<前編のあらすじ>

49歳の会社員・高梨潤子さん(仮名)は、5年前に母を亡くした直後、父がアルツハイマー型認知症であると診断されます。同世代の信頼できるケアマネジャーの支えもあり、父は住み慣れた実家を離れ、年金の範囲内で安心して暮らせるグループホームへ入居しました。

しかし3年が過ぎた頃、父の老衰が進んで終末期を迎えます。元の施設では看取り対応ができないため、別の施設へと転院することになるのですが……。

●前編:1LDK賃貸に親は引き取れない…49歳独身の娘が直面した「遠距離介護」の限界、入居施設で下された「残酷な宣告」

安息の地からの転院、そして敬意に満ちたスタッフとの出会い

今年80歳で亡くなった父は、母に先立たれた後にアルツハイマー型認知症と診断され、地元のグループホームで穏やかに暮らしていました。

しかし、グループホームへの入居から3年ほどすると老衰が進んで身体機能が低下し、いわゆる終末期を迎えました。グループホームでは“看取り”の対応をしていなかったことから、やむなく別の施設へと転居することになったのです。

グループホーム入居の際にもお世話になったケアマネジャーが、移転先の施設を見つけてくれました。新しい施設は宗教法人が運営していて、しっかりした医療体制や丁寧な看護に定評があるとのことでした。
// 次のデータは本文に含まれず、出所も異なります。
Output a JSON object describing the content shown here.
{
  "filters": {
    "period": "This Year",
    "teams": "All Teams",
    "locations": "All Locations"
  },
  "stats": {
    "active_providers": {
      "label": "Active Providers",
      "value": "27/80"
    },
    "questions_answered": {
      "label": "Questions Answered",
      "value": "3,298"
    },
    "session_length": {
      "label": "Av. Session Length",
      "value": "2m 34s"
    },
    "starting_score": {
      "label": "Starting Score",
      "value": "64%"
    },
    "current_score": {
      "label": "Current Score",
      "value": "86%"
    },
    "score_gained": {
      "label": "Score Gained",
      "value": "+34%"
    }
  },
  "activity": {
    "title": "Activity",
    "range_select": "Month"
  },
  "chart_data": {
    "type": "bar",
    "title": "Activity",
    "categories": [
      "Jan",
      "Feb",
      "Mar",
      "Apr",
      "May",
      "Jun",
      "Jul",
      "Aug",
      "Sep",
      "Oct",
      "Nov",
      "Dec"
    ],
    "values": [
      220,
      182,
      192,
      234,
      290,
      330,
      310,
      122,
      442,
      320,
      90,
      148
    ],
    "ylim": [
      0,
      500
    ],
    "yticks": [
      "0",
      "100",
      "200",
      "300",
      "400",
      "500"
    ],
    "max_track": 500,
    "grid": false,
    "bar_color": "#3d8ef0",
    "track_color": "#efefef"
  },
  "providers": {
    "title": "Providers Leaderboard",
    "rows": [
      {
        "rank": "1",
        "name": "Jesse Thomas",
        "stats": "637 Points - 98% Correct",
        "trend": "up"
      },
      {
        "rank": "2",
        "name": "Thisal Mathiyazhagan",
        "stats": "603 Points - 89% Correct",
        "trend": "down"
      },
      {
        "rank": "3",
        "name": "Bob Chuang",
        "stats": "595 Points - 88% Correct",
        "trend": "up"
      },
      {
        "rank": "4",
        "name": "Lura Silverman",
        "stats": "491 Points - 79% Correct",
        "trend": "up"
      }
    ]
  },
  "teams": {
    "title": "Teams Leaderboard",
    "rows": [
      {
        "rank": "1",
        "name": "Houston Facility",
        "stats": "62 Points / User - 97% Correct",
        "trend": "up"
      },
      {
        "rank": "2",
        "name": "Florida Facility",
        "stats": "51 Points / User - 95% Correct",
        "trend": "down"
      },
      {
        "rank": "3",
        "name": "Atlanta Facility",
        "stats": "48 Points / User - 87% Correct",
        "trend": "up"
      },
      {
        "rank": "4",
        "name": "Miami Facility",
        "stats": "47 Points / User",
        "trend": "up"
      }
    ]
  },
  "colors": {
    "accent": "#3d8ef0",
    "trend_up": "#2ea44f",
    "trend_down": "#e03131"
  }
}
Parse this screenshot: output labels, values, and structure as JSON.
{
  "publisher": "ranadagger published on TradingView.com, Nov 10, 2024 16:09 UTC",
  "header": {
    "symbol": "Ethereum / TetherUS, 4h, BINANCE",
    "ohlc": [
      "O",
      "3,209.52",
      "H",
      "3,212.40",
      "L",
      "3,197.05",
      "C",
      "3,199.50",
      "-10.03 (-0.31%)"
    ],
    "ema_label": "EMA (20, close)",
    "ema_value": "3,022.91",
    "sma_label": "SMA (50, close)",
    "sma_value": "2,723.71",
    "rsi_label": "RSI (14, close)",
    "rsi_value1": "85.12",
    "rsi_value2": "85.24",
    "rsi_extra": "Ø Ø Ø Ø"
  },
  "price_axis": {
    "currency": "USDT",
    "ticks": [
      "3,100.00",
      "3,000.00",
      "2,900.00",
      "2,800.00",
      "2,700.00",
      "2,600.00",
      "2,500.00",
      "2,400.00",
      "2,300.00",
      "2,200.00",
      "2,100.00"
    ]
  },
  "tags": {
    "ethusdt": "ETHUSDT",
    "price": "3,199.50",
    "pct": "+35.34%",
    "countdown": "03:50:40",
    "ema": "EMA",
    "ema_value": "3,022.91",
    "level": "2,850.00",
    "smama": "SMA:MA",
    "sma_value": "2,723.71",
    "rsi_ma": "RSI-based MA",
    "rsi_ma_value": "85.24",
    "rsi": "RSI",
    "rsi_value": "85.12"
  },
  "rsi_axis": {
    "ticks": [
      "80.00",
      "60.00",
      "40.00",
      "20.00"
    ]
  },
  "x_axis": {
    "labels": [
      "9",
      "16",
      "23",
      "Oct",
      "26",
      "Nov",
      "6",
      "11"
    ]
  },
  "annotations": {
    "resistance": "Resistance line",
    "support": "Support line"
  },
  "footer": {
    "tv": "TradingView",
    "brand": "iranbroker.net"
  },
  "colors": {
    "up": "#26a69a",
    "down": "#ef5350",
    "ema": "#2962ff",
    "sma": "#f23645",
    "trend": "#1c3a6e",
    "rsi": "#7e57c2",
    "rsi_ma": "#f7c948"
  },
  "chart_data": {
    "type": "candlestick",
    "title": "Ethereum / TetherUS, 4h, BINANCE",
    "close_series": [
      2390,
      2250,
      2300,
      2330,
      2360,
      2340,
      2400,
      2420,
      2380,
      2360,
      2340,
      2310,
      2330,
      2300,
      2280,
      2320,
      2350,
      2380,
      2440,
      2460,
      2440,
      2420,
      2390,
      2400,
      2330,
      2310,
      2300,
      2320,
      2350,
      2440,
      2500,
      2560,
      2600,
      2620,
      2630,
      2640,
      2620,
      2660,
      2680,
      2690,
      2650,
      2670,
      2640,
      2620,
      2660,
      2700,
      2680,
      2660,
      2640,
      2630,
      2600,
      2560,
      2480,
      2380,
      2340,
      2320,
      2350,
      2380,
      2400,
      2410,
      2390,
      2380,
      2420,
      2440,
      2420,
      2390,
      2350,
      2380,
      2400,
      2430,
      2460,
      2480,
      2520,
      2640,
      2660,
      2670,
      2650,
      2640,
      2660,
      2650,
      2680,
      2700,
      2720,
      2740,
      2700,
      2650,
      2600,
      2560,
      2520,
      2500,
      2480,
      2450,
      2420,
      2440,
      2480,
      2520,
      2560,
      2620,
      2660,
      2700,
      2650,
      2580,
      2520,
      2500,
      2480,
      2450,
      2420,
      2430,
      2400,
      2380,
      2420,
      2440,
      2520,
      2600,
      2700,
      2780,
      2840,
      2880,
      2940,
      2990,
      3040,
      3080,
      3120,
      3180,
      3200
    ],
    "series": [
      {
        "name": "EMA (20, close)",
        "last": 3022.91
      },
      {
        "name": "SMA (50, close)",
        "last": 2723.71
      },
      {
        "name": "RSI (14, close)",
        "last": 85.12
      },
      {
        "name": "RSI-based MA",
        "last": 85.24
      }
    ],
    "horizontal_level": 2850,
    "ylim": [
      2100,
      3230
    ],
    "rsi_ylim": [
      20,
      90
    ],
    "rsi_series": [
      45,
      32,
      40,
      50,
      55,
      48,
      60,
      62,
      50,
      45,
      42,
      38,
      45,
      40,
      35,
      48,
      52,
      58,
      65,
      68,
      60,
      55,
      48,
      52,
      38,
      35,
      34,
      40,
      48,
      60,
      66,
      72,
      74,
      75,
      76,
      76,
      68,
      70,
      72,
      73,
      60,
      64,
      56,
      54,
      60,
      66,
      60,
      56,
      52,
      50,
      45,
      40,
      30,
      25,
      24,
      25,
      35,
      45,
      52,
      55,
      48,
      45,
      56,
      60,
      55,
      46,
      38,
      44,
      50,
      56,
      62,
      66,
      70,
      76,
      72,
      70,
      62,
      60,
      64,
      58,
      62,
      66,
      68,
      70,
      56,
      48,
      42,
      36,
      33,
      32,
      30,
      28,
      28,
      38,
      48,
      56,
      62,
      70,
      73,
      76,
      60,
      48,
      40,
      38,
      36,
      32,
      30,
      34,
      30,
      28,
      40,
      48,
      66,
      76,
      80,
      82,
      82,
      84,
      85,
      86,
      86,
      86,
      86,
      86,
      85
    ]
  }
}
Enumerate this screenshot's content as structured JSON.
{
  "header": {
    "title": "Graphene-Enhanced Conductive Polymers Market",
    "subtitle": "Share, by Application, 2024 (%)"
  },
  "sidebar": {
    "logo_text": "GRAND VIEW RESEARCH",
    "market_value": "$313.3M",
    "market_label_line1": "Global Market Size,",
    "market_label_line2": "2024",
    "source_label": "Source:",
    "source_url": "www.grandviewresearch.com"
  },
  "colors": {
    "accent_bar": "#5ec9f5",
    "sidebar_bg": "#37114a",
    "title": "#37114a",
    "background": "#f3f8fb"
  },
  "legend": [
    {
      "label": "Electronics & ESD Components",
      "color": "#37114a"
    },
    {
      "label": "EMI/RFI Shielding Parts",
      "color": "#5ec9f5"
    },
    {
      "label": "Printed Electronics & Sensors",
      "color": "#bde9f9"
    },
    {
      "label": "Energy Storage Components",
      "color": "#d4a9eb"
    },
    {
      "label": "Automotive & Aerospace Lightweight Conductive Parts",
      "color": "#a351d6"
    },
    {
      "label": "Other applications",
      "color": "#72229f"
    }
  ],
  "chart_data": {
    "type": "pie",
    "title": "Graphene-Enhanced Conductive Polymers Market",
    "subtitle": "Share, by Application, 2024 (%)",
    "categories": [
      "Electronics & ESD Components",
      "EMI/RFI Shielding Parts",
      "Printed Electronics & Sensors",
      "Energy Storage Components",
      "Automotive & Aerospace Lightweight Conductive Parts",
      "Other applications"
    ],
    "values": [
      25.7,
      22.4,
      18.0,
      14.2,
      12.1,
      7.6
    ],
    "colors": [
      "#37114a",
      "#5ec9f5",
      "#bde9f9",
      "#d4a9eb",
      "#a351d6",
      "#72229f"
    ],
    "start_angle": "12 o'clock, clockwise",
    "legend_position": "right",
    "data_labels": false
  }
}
実家のある隣の市の郊外の森に建てられた施設は、外壁にレンガが張り巡らされたレトロ調の建物で荘厳な雰囲気でした。初めて玄関の前に立った時、ここが父の終の棲家になるのかと思うと胸に迫るものがありました。

意外だったのは、施設で働くスタッフに海外の方が多かったことです。前のグループホームのスタッフは私よりひと世代上の日本人の女性ばかりだったので、最初は少し戸惑いました。しかし、皆さんとても信心深く、ある程度は日本語でコミュニケーションが可能で、寝たきりで意識もあったりなかったりする父に対しても敬意を持って真摯に対応してくれる姿に自分の偏見を恥じました。